Meeting Your Legislators

Whether it’s to discuss local or national recreation and park issues, nothing impresses members of Congress more than constituents who take the time to visit in person. Most lobbying is simply educating your legislators or their staff on the impact that national policy will have on their constituents. There is no "right" way to lobby. However, there are some guidelines you should follow to help accomplish both short and long-term goals.

Short-term goals include, for example, persuading your legislator to vote on the park and recreation side of an issue, or cosponsoring a particular bill. Your long-term goal, whether you are a citizen activist or recreation professional, should be to develop and cultivate a continuing relationship with your elected officials and their staff. Let them know you are a resource for information on park and recreation issues.

Simply walking through the door raises the awareness of the importance of public recreation and parks program and services. This political message is far more effective than scores of Washington lobbyists can hope to be.

Lastly, you don't have to travel to Washington to meet with your congressional representatives. Most weekends and holidays members of Congress return home, and most have several district or state offices. These are wonderful opportunities for an individual or group to meet with your elected officials

The following are important suggestions to help make your meeting effective:

Plan Your Visit Carefully. Small groups are generally best. Decide in advance who will say what, and be sure to cover your key points early on. You probably will not have a lot of time with your legislator, so be clear about what you want to achieve. Determine in advance if your representative has particular influence in certain issues, and focus on those with that legislator. Remember to begin and end by focusing on the specific action you'd like you legislator to take. 

Make an Appointment. When attempting to meet with a legislator, contact the Appointments Secretary/scheduler. Explain your purpose and whom you represent. It is easier for the staff to arrange a meeting if they know what you wish to discuss and your relationship to the area or interests represented by the member. Polite but firm persistence is essential. Legislators' offices can be reached through the U.S. Capitol switchboard at (202) 224-3121. 

Be Prompt, Patient and Polite. When it's time to meet with a member of Congress be punctual, patient and polite. It is not uncommon for a legislator to be late, or to have a meeting interrupted, due to their crowded schedule. If interruptions do occur, be flexible. When the opportunity presents itself continue your meeting with a member's staff. Never threaten your legislator or insult other members of Congress. Don't overstay your welcome. If the legislator is enjoying the meeting and lets if run over, fine. But be prepared to complete your agenda in the time allotted. 

Be Prepared. Whenever possible, bring to the meeting information and materials supporting your position. If possible, prepare a brief fact sheet to leave with your legislator. List the names, addresses and phone numbers of everybody in your group. Summarize the agenda items, highlighting the specific actions requested. Legislators are required to take positions on many different issues. In some instances, they may lack important details about the pros and cons of a particular matter. It is therefore helpful to receive information and examples that demonstrate clearly the impact or benefits associated with a particular issue or piece of legislation. 

Be Political. Legislators want to represent the best interests of their district or state. Wherever possible, demonstrate the connection between what you are requesting and the interests of the member's constituency. If possible describe for the legislator how you or your group can be of assistance. Where it is appropriate, remember to ask for a commitment. 

Be Responsive. Be prepared to answer questions or provide additional information.
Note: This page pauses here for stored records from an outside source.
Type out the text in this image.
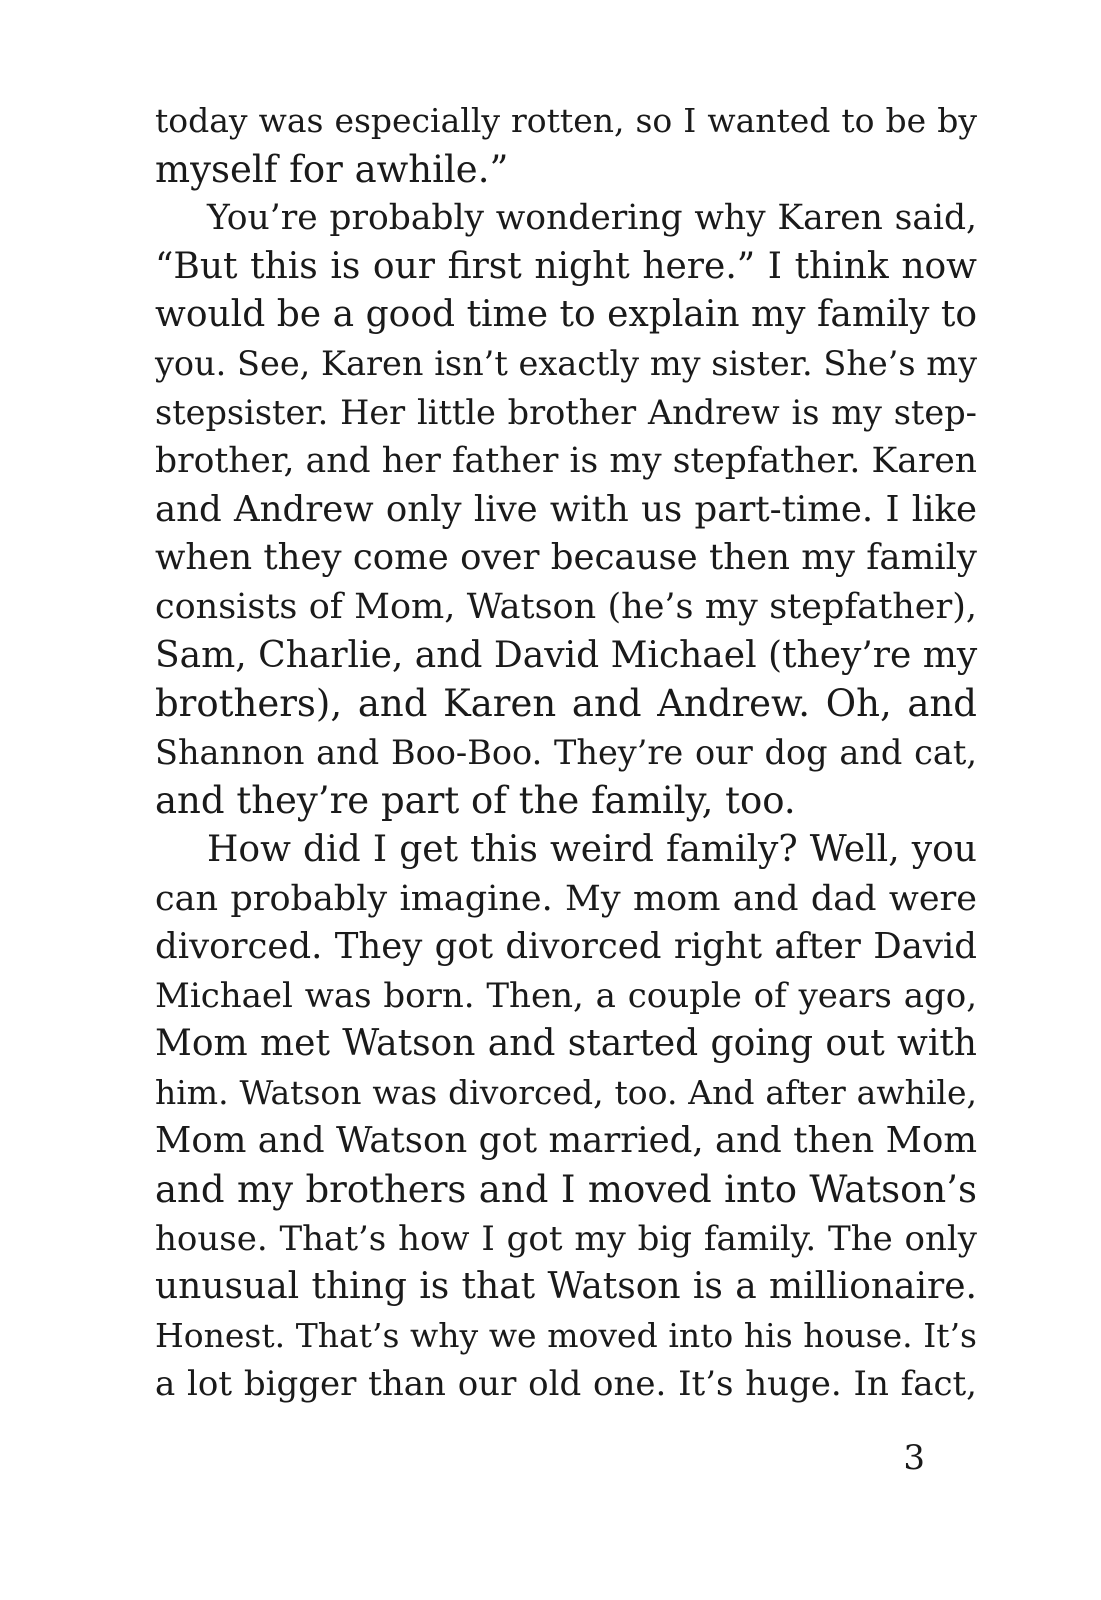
today was especially rotten, so I wanted to be by
myself for awhile.”
You’re probably wondering why Karen said,
“But this is our first night here.” I think now
would be a good time to explain my family to
you. See, Karen isn’t exactly my sister. She’s my
stepsister. Her little brother Andrew is my step-
brother, and her father is my stepfather. Karen
and Andrew only live with us part-time. I like
when they come over because then my family
consists of Mom, Watson (he’s my stepfather),
Sam, Charlie, and David Michael (they’re my
brothers), and Karen and Andrew. Oh, and
Shannon and Boo-Boo. They’re our dog and cat,
and they’re part of the family, too.
How did I get this weird family? Well, you
can probably imagine. My mom and dad were
divorced. They got divorced right after David
Michael was born. Then, a couple of years ago,
Mom met Watson and started going out with
him. Watson was divorced, too. And after awhile,
Mom and Watson got married, and then Mom
and my brothers and I moved into Watson’s
house. That’s how I got my big family. The only
unusual thing is that Watson is a millionaire.
Honest. That’s why we moved into his house. It’s
a lot bigger than our old one. It’s huge. In fact,
3
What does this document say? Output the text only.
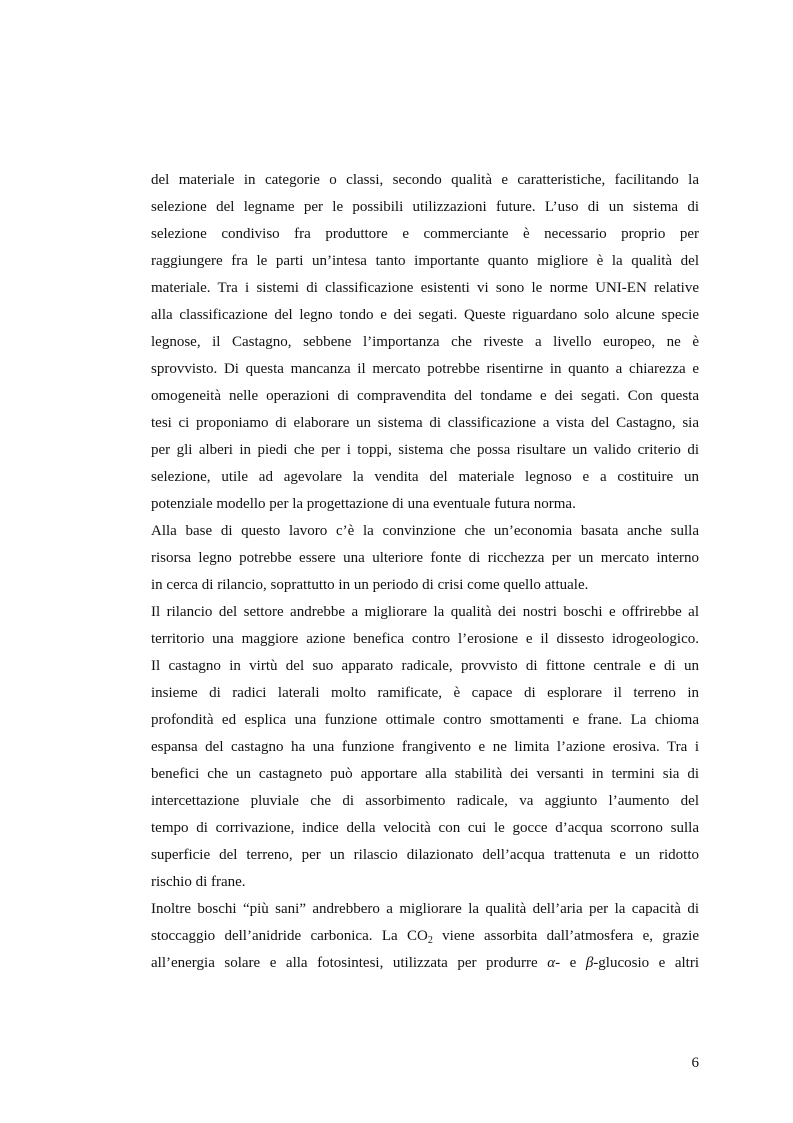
del materiale in categorie o classi, secondo qualità e caratteristiche, facilitando la
selezione del legname per le possibili utilizzazioni future. L’uso di un sistema di
selezione condiviso fra produttore e commerciante è necessario proprio per
raggiungere fra le parti un’intesa tanto importante quanto migliore è la qualità del
materiale. Tra i sistemi di classificazione esistenti vi sono le norme UNI-EN relative
alla classificazione del legno tondo e dei segati. Queste riguardano solo alcune specie
legnose, il Castagno, sebbene l’importanza che riveste a livello europeo, ne è
sprovvisto. Di questa mancanza il mercato potrebbe risentirne in quanto a chiarezza e
omogeneità nelle operazioni di compravendita del tondame e dei segati. Con questa
tesi ci proponiamo di elaborare un sistema di classificazione a vista del Castagno, sia
per gli alberi in piedi che per i toppi, sistema che possa risultare un valido criterio di
selezione, utile ad agevolare la vendita del materiale legnoso e a costituire un
potenziale modello per la progettazione di una eventuale futura norma.
Alla base di questo lavoro c’è la convinzione che un’economia basata anche sulla
risorsa legno potrebbe essere una ulteriore fonte di ricchezza per un mercato interno
in cerca di rilancio, soprattutto in un periodo di crisi come quello attuale.
Il rilancio del settore andrebbe a migliorare la qualità dei nostri boschi e offrirebbe al
territorio una maggiore azione benefica contro l’erosione e il dissesto idrogeologico.
Il castagno in virtù del suo apparato radicale, provvisto di fittone centrale e di un
insieme di radici laterali molto ramificate, è capace di esplorare il terreno in
profondità ed esplica una funzione ottimale contro smottamenti e frane. La chioma
espansa del castagno ha una funzione frangivento e ne limita l’azione erosiva. Tra i
benefici che un castagneto può apportare alla stabilità dei versanti in termini sia di
intercettazione pluviale che di assorbimento radicale, va aggiunto l’aumento del
tempo di corrivazione, indice della velocità con cui le gocce d’acqua scorrono sulla
superficie del terreno, per un rilascio dilazionato dell’acqua trattenuta e un ridotto
rischio di frane.
Inoltre boschi “più sani” andrebbero a migliorare la qualità dell’aria per la capacità di
stoccaggio dell’anidride carbonica. La $CO_2$ viene assorbita dall’atmosfera e, grazie
all’energia solare e alla fotosintesi, utilizzata per produrre α- e β-glucosio e altri
6
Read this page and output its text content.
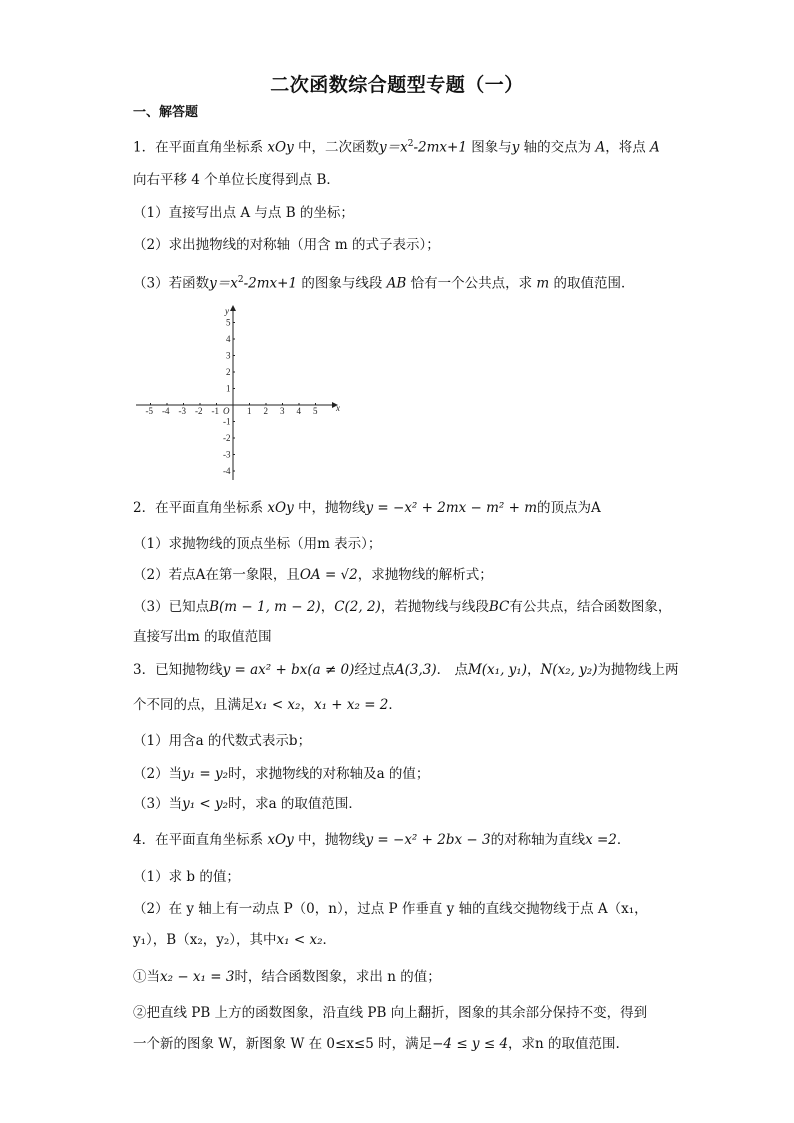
二次函数综合题型专题（一）
一、解答题
1．在平面直角坐标系 xOy 中，二次函数$y=x^2-2mx+1$ 图象与y 轴的交点为 A，将点 A
向右平移 4 个单位长度得到点 B．
（1）直接写出点 A 与点 B 的坐标；
（2）求出抛物线的对称轴（用含 m 的式子表示）；
（3）若函数$y=x^2-2mx+1$ 的图象与线段 AB 恰有一个公共点，求 m 的取值范围．
-5 -4 -3 -2 -1	1 2 3 4 5
5
4
3
2
1
-1
-2
-3
-4
x
y
O
2．在平面直角坐标系 xOy 中，抛物线y = −x² + 2mx − m² + m的顶点为A
（1）求抛物线的顶点坐标（用m 表示）；
（2）若点A在第一象限，且OA = √2，求抛物线的解析式；
（3）已知点B(m − 1, m − 2)，C(2, 2)，若抛物线与线段BC有公共点，结合函数图象，
直接写出m 的取值范围
3．已知抛物线y = ax² + bx(a ≠ 0)经过点A(3,3)． 点M(x₁, y₁)，N(x₂, y₂)为抛物线上两
个不同的点，且满足x₁ < x₂，x₁ + x₂ = 2．
（1）用含a 的代数式表示b；
（2）当y₁ = y₂时，求抛物线的对称轴及a 的值；
（3）当y₁ < y₂时，求a 的取值范围．
4．在平面直角坐标系 xOy 中，抛物线y = −x² + 2bx − 3的对称轴为直线x =2．
（1）求 b 的值；
（2）在 y 轴上有一动点 P（0，n），过点 P 作垂直 y 轴的直线交抛物线于点 A（x₁，
y₁），B（x₂，y₂），其中x₁ < x₂．
①当x₂ − x₁ = 3时，结合函数图象，求出 n 的值；
②把直线 PB 上方的函数图象，沿直线 PB 向上翻折，图象的其余部分保持不变，得到
一个新的图象 W，新图象 W 在 0≤x≤5 时，满足−4 ≤ y ≤ 4，求n 的取值范围.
While it is important to know the substance of an issue, you are not expected to know all the technical details. It's always acceptable to say, "I don't know, but I'll find out and get back to you." Follow up with a thank you letter that outlines the different points covered during the meeting or answers any remaining questions, and send along any additional information or material requested. Remember to use these meeting as opportunities to build a relationship with your elected official and their staff. Don't be discouraged if you don't see eye to eye on every issue; there is always another piece of legislation in the future on which they may be helpful. 

Tell NRPA What You Have Learned. You can your national association by telling us what you learned in your meeting. Remember that these kinds of visits provide an opportunity to gather information as well as voice your point of view. So let us know how the meeting went and what you learned.